Alınan 27/01/2016 tarihli SMMM bilirkişisi tarafından ticari defter ve bağlı kayıtları üzerinde yapılan inceleme sonucunda alınan bilirkişi raporunda; taraflar arasındaki cari hesap sözleşmesi bulunduğu davacı vekili tarafından dilekçesinde bu sözleşmenin 21/02/2010 tarihli olduğunun belirtildiği ancak sözleşme üzerinde herhangi bir tarihin görülmediği ve her sayfasının imzalı olmadığı ve sözleşme süresinin 20 yıl olduğu, tarafların ibraz ettiği 2012 yılına ait defterlerin açılış ve kapanış tasdiklerinni zamanında yapıldığı defterlerin sahipleri lehine delil niteliği taşıdığı, dava konusu faturanın 13/10/2012 tarih ve 796868 nolu 6.400,00 TL tutarlı bir fatura olduğu üstündeki irsaliye no ve tarih kısımlarının boş olduğu dosya içeriğinde ve ibraz edilen belgelerde irsaliye örneği olmadığı için malın teslim alınıp alınmadığı alındıysa kim tarafından alındığının belli olmadığı, faturadaki imzanın alta atıldığı ve kapalı olarak kesildiği yan tarafındaki ödeme planı kısmının boş olduğu, davacı defterlerinde dava konusu faturanın 20/12/2012 tarihli 3012 nolu maddede işlendiği ancak davalı adına bir alt hesap açılmayış 796856 nolu faturadan başlayıp 796932 nolu faturaya kadar olan faturaların 120 00 001 alt hesapta kredili alacaklar adı altında toplu olarak işlendiği bu nedenle kapanış kaydında davalı adına açılmış bir alt hesap bulunmadığından herhangi bir tespit yapılamadığı, davalı defterlerinde dava konusu faturanın bulunmadığı defterlerinde ve cari hesaplarında fatura ve davacı firma ile ilgili bir kayda rastlanmadığı, davacının kestiği faturayı BS formuyla maliyeye bildirdiği, davalının BA formlarında fatura ile ilgili olarak bir bildirimin görülmediği, bu durumda fatura konusu malı teslim ettiğini ispatlanması gerektiği hususlarındaki kanaatini bildirmiştir.

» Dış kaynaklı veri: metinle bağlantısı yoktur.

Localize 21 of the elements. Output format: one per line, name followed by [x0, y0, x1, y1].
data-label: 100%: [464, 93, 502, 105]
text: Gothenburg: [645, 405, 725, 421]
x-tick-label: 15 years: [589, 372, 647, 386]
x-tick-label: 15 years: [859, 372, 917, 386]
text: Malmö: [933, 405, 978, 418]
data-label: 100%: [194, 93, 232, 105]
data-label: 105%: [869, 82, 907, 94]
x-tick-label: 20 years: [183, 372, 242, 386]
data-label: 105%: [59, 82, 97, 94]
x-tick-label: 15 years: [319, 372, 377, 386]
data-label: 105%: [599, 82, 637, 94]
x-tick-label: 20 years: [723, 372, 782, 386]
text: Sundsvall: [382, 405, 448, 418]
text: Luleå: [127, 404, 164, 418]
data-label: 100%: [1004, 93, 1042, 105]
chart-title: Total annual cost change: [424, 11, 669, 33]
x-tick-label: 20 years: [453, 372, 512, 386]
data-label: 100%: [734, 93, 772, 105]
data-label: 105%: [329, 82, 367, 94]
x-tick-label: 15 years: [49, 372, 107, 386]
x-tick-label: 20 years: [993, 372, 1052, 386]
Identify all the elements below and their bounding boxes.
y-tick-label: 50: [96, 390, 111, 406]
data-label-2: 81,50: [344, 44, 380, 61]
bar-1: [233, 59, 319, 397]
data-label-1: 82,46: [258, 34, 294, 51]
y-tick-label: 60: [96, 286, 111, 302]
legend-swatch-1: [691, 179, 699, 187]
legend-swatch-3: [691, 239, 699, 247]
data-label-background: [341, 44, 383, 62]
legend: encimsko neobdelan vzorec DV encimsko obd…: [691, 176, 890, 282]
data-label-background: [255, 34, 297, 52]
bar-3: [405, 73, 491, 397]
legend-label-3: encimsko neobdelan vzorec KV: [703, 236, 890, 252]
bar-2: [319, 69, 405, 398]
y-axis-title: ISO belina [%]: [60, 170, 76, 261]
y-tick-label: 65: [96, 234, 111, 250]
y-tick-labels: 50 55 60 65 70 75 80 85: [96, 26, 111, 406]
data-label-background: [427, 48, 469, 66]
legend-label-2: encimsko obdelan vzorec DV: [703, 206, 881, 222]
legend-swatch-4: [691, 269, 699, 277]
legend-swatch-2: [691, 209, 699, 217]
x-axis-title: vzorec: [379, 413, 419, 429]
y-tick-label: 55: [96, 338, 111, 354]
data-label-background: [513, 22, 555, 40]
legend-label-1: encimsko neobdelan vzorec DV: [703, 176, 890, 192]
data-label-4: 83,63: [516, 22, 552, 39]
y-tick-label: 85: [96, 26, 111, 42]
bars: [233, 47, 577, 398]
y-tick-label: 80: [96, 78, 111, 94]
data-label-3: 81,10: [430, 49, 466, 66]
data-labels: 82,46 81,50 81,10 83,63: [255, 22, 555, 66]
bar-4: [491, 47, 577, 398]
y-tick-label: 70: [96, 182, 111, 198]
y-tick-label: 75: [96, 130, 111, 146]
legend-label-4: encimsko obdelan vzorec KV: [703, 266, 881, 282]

Davalı vekili 18/04/2016 tarihli dilekçesi ile takibe konu edilen 796868 no’lu fatura ile 46852 nolu cari hesap sözlemesinindeki imzanın müvekkiline ait olmadığını, imzayı açıkça inkar ettiklerini, faturadaki imzaların müvekkilinin el ürünü olup olmadığı konusunda imza incelemesi yapılmasını talep etmiştir.
İmza incelemesi yapılmak üzere Grafoloji Uzmanı bilirkişiden alınan 30/09/2016 tarihli bilirkişi raporunda; fatura suretinin arka yüzünde mavi müekkepli kalemle atılı bulunan ıslak imza ve cari hesap sözleşmesinin arka yüzünde bulunan imzaların davalı … eli ürünü olduğu kanaatine vardığını bildirmiştir.
Adli Tıp Kurumu Fizik İhtisas Dairesinden 04/01/2017 tarihinde alınan raporda; fatura karbon nüshasının arka yüzünde “müşteri” kısmına atılı imza ve cari hesap sözleşmesinde “müşteri (borçlu” ksımında atılı imza ile …’in mukayese imzaları arasında; tersim biçimi, işleklik derecesi, alışkanlıklar, istif, eğim, doğrultu, seyir, hız ve baskı derecesi bakımından uygunluk ve benzerlikler saptandığından söz konusu imzaların …’in eli ürünü olduğu kanaatine varıldığı bildirilmiştir.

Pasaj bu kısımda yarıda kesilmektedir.